Broadcasters would have consumed 75 percent of the loot and the vast majority of the cash would wind up with companies for whom news is not a primary aspect of their operations.

St-Onge changed that to cap private broadcasters’ windfall at 30 percent, with CBC limited to 7 percent.

That means 63 percent of the money will go to operators in the greatest peril which, for a fund resulting from a need to address industrial poverty, is at least rational.

Still, there was grumbling.

“Well, this is disappointing—sure wasn’t expecting a cap on broadcasters’ access to compensation,” Tandy Yull, vice president of policy and regulatory affairs for the Canadian Association of Broadcasters, posted on LinkedIn.

“Hey, Universe! More needs to be done to support Canadians’ most important providers of news, local radio, and television stations, who are facing significant—even existential—declines in advertising revenue,” she added.

Yull went on to stake broadcasters’ claim to government assistance currently reserved for newspapers and online-only media: the Journalism Labour Tax Credit and the Local Journalism Initiative.

And of course “our democracy demands that we explore these and other options—soon.”

She may not have long to wait.

Broadcasters opened up a fresh lobbying for loot campaign just last month when the Canadian Radio-television and Telecommunications Commission (CRTC) held a hearing to launch the implementation of the Online Streaming Act.

Supposedly about funding Canadian entertainment programming, the concept of a news fund was introduced early and repeated often. 

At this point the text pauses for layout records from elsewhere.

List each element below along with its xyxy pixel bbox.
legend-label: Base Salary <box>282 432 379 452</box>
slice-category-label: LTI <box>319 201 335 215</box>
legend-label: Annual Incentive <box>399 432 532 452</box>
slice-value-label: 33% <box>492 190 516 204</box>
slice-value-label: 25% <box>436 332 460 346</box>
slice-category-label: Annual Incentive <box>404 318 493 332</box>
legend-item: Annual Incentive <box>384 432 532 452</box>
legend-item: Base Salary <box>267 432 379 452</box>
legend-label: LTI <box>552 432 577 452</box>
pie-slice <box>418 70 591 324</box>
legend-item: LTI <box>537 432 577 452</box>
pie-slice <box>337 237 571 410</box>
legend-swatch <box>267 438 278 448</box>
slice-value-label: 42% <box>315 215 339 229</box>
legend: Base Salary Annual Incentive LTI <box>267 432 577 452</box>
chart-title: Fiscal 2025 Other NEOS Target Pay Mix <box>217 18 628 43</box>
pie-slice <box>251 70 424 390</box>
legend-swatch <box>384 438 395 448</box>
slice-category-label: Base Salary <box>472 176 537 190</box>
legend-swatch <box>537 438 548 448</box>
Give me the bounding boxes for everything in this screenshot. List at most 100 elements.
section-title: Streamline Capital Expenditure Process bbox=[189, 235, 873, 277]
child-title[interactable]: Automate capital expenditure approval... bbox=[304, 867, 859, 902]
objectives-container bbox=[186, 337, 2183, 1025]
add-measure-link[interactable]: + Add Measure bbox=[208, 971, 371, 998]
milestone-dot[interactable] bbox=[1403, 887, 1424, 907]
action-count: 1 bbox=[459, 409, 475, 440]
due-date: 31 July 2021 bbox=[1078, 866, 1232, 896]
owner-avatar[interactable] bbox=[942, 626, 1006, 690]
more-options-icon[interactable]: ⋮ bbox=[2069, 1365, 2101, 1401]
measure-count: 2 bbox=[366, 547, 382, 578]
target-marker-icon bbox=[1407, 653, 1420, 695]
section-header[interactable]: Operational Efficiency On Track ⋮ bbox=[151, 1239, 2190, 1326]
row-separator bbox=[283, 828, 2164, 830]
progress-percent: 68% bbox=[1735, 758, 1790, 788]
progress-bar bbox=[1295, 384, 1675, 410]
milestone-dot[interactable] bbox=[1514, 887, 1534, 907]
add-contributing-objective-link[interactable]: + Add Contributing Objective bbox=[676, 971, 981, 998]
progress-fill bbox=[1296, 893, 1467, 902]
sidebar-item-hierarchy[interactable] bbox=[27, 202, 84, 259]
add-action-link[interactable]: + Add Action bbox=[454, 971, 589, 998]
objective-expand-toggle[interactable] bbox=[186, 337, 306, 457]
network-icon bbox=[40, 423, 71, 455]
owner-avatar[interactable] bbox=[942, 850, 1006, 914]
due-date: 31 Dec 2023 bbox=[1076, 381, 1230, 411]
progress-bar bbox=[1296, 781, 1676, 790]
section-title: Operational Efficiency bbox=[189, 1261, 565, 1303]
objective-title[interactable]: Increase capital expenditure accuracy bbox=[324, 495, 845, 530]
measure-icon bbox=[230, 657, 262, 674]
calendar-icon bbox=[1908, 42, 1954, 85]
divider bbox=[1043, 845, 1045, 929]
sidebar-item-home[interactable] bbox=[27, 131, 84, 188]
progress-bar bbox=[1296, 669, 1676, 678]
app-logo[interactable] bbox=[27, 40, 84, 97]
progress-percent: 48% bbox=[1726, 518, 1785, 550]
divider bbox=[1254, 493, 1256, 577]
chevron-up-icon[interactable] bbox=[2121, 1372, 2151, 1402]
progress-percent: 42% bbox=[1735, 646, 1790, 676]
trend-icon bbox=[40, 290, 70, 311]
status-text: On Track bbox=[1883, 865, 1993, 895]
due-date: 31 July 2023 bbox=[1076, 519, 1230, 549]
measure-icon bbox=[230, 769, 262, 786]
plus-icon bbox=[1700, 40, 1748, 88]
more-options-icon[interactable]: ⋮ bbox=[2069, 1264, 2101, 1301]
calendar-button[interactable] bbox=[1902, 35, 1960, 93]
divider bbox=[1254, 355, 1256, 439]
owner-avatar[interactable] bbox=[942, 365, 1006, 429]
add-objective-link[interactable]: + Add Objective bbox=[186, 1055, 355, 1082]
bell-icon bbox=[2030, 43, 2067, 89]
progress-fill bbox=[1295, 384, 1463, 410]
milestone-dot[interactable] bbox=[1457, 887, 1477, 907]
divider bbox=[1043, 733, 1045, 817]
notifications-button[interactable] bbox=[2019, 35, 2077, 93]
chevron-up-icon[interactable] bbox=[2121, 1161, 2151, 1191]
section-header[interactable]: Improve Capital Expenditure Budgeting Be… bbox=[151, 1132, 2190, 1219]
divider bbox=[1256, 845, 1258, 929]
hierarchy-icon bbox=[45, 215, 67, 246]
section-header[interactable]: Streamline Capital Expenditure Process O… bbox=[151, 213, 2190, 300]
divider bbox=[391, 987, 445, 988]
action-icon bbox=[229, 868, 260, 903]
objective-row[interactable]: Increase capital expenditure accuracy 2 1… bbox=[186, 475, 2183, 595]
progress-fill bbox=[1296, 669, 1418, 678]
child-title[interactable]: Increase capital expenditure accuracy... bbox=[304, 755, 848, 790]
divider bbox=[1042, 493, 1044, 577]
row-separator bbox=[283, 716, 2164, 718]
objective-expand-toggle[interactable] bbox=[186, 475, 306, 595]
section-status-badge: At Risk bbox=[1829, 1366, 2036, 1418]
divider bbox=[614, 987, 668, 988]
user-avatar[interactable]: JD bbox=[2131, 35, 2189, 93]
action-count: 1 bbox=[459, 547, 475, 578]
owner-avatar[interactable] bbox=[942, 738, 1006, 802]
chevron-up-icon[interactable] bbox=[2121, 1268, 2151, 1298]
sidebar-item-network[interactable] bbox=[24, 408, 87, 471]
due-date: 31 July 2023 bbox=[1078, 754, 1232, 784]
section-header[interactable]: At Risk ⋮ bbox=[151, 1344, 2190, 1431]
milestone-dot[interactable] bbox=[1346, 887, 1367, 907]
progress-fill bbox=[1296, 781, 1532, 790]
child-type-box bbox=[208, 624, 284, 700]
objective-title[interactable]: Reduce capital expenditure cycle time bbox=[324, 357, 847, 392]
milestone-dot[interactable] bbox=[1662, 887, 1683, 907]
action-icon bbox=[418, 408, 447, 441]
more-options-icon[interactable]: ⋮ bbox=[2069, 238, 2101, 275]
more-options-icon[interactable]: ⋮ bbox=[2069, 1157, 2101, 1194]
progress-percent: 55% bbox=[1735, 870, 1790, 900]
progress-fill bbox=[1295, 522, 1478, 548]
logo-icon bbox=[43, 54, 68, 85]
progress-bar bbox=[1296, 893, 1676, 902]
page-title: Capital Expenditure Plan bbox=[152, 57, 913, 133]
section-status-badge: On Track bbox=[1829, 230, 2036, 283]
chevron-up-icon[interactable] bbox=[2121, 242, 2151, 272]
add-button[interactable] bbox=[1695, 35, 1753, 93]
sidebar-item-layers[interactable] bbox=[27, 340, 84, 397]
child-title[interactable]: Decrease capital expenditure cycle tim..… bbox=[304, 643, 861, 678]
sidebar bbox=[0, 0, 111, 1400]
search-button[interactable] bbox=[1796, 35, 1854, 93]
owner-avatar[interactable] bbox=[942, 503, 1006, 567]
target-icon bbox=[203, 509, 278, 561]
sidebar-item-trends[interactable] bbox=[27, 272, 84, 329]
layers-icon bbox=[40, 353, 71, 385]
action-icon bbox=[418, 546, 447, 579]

Commissioners appeared happy to embrace well-worn lines about a news “crisis” that needs  “urgent” attention to prevent—cue the tympany—the death of democracy. And they did so without needing to be persuaded there was any rational reason for creating a fund which, logically, makes no more sense than taxing cinemas to pay for newspapers. Nor were any concerns raised about impacts on entrepreneurship and online innovators.

“Local news is in crisis and requires immediate intervention,” Susan Wheeler of Rogers, which made $7.12 billion last year, told the panel.

“A fundamental outcome of the modernized contribution regime must include new mechanisms to provide long‑term financial support for high‑quality Canadian‑produced broadcast news from credible outlets,” she said, calling for 30 percent of money raised from foreign online streaming companies to be directed to a news fund “accessible by all private TV and radio stations producing news.”

The humiliating squabbling over the remnant scraps of the Online News Act clearly wasn’t the end of the Great Canadian Quest for other people’s money.

So maybe the shakedown of Meta and Google didn’t quite work out. But Spotify, Disney+, and Netflix? They have money. Let’s mug them instead.

It’s not like anything bad could happen. Right?